By Angus Watson, CNN
Australian Prime Minister Anthony Albanese toured flooded areas in the southeastern state of Victoria on Sunday – as emergency services warned that waters of up to 12 meters were expected to inundate thousands of properties.
Albanese said the scenes were ‘devastating’ during his visit to the town of Bendigo and on a helicopter ride over the city of Rochester, where a 71-year-old man was found dead in a flooded yard Saturday.
“At the end of today, more than 100 ADF [Australian Defence Force] staff will be on the ground in Victoria,” Albanese told reporters.
ADF personnel are assisting with rescue, recovery and protection efforts against water levels expected to rise in the coming days.
Speaking alongside Albanese, Victorian Premier Daniel Andrews said 355 roads remain closed in Victoria due to flooding and “around 6,000” properties around the town of Mooroopna remain without electricity.
“There’s a really big challenge there – just the amount of water and the levels it’s reaching,” Andrews said.
Emergency warnings are in effect in and around the Shepparton area, including a ‘too late to leave’ warning for residents.
Flood waters in this area are expected to reach 12.2 meters, which would inundate more than 7,000 properties, Tim Wiebusch of the Victoria State Emergency Service said on Sunday.
The 71-year-old’s death on Saturday brought to two the number of people killed in flooding in southeastern Australia last week.
On October 11, the body of a 46-year-old man was discovered in a submerged vehicle near Bathurst in New South Wales.
Victoria Police say the exact circumstances surrounding the 71-year-old’s latest death remain unclear.

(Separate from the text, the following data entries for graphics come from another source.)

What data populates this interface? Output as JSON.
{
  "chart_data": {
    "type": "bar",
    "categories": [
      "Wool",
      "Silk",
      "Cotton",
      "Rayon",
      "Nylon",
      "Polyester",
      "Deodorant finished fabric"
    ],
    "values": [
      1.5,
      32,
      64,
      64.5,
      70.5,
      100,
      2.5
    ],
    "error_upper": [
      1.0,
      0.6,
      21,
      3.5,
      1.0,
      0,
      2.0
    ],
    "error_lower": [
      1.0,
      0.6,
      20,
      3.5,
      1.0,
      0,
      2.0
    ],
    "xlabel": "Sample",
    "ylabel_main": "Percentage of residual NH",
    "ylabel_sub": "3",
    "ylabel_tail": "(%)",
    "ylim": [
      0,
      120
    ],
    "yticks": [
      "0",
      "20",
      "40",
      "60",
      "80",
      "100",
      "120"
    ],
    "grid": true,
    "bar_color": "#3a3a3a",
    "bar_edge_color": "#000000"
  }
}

Hundreds of people have already been rescued, according to Wiebusch, who warned that more evacuation orders will be issued in the coming days.
Wild weather beat Australia recently. Historic rainfall, brought on by La Niña conditions, has caused rivers to swell beyond their banks and left thousands homeless.
Speaking on Saturday, Andrews had said the number of flooded homes and isolated communities “will almost certainly increase as we see the peak of flooding”.